I stood at the door of the full-height hotel ballroom, hiding behind one of the psychedelic patterned curtains Paul had installed, watching the guests tuck into their prawn cocktails in stemmed dishes. The theme was Fabulous Seventies, and the words, two feet high in purple sparkles, were in an arch above the stage. The tables were covered in a variety of bright, brown, flowery and geometric patterned tablecloths Paul had picked up from charity shops when he’d discovered no out-of-the-box seventies-themed decorations were available at a budget he could afford.

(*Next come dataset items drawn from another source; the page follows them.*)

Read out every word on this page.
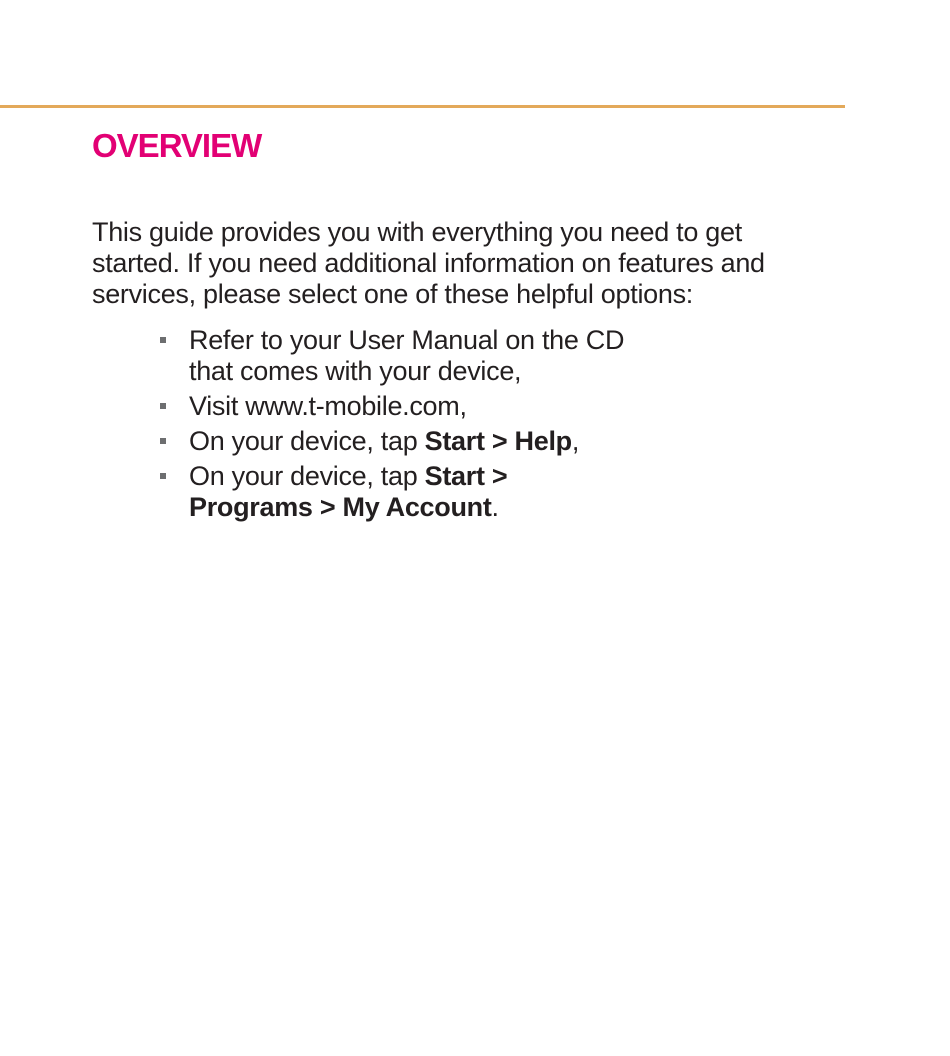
OVERVIEW

This guide provides you with everything you need to get
started. If you need additional information on features and
services, please select one of these helpful options:

Refer to your User Manual on the CD
that comes with your device,
Visit www.t-mobile.com,
On your device, tap Start > Help,
On your device, tap Start >
Programs > My Account.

On the stage, an ABBA tribute band, white jumpsuited up, long brown wigs on the men and a blonde and a brown wig on the women, played quietly—everyone’s favourite songs. I remembered Paul’s anguish about the band, whether to go with something more cool, more rock, like Yes, or Roxy Music, but with my simple question of, “When you think seventies, which band comes into your mind?” he’d said, “Abba,” and I’d said, “I rest my case.”
The guests had made an effort with their outfits: bright kaftans, flared trousers, kipper ties and shirts with collars you could go gliding in.
Paul appeared next to me. “You eating? There’s a seat for you there.” He pointed to a table near the front where his parents were both talking loudly to the others.
“Thanks, but I just wanted to see the results of all your hard work. After hearing you talk about nothing else for the last two weeks, it’s amazing now it’s all come together.”
“Wicked.”
“It’s definitely that.”
“Come on, stay and eat. Promise my parents won’t be too bad. They’re both pissed. They had two of the cocktails at the one-cocktail-each reception before the food even arrived. Bjorn from the ABBA tribute band told me earlier one of the women was getting a bit lairy. Of course it was Mother.”